A 49-year-old African American woman presented to the emergency department with a 3-week history of worsening dyspnea on exertion and severe pleuritic chest pain. Her past medical history was notable for alcohol-induced chronic pancreatitis, with the last flare having occurred 4 months before her presentation. Three days prior to presentation, the patient underwent therapeutic thoracocentesis at an outside hospital, 2 L of fluid was removed, and she was discharged to home.
Our review of systems was positive for nausea without vomiting and diffuse abdominal pain with radiation to the back. The patient denied associated diarrhea or urinary complaints and reported no other past medical or surgical history. She was not taking medication. The patient denied drug allergies, and her family history was noncontributory. The patient's social history included a 6-year history of 5 alcoholic drinks per day after the death of her husband, with her last drink 1 year before presentation. She also reported a 10 pack-year smoking history and occasional marijuana use. Physical examination was positive for decreased breath sounds on the left side of the chest and diffuse tenderness to abdominal palpation. The patient's vital signs and laboratory test results are listed in the
Table.
A chest radiograph revealed a large, left-sided pleural effusion with mediastinal structures shifted to the right. At this time, the patient was admitted to the hospital. Thoracentesis performed on the day of admission removed 1.5 L of fluid and provided the patient with substantial symptomatic relief.
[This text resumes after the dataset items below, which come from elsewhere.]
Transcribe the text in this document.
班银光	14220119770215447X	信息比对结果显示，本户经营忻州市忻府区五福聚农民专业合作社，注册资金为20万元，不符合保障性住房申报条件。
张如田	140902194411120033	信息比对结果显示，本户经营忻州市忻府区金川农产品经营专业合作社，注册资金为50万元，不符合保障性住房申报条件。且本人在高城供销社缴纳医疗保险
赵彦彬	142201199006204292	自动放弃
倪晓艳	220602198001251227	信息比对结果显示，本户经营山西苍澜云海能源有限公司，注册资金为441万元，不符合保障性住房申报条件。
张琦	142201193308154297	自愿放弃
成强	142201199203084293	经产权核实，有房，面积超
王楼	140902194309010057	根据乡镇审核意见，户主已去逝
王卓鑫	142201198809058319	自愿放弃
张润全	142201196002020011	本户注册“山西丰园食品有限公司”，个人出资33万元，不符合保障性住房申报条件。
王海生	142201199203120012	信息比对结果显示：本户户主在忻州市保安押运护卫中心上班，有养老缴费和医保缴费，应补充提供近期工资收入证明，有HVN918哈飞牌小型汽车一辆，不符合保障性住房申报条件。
Pleural fluid analysis was positive for an elevated pancreatic amylase level of 23,678 U/L, which is suggestive of an underlying pancreaticopleural fistula. Arterial blood gas analysis—pH, 7.20; PCO2, 23.1 mm Hg; PO2, 108.0 mm Hg; bicarbonate, 9 mmol/L; oxygen saturation, 97.1%—identified a non–anion gap metabolic acidosis (anion gap, 10 mmol/L). The patient's baseline anion gap obtained from previous hospitalization records was 6 mmol/L. Urine chemistry values—sodium, 126 mmol/L; chloride, 156 mmol/L; potassium, 21.2 mmol/L; creatine, 59.0 mmol/L—were within normal limits.
Octreotide acetate (100 μg by means of subcutaneous injection every 8 hours) was administered to decrease pancreatic secretions and an oral diet was permitted as tolerated. Findings from computed tomography of the chest showed chronic calcifications of the pancreas and 2 small pseudocysts in the pancreatic genu region. Magnetic resonance cholangiopancreatography showed a small connection between the pancreas and the thoracic cavity. A stent was placed in the perforated main pancreatic duct by using endoscopic retrograde cholangiopancreatography. The procedure was well tolerated, and the patient was continued on octreotide acetate therapy and was observed for 3 additional days in the hospital. The patient's clinical condition improved, and a follow-up chest radiograph on day 5 of admission revealed a decrease in the pleural effusion The patient was discharged to home 5 days after being admitted. Two weeks after discharge, the patient returned for follow-up and reported no chest pain, shortness of breath, or abdominal pain.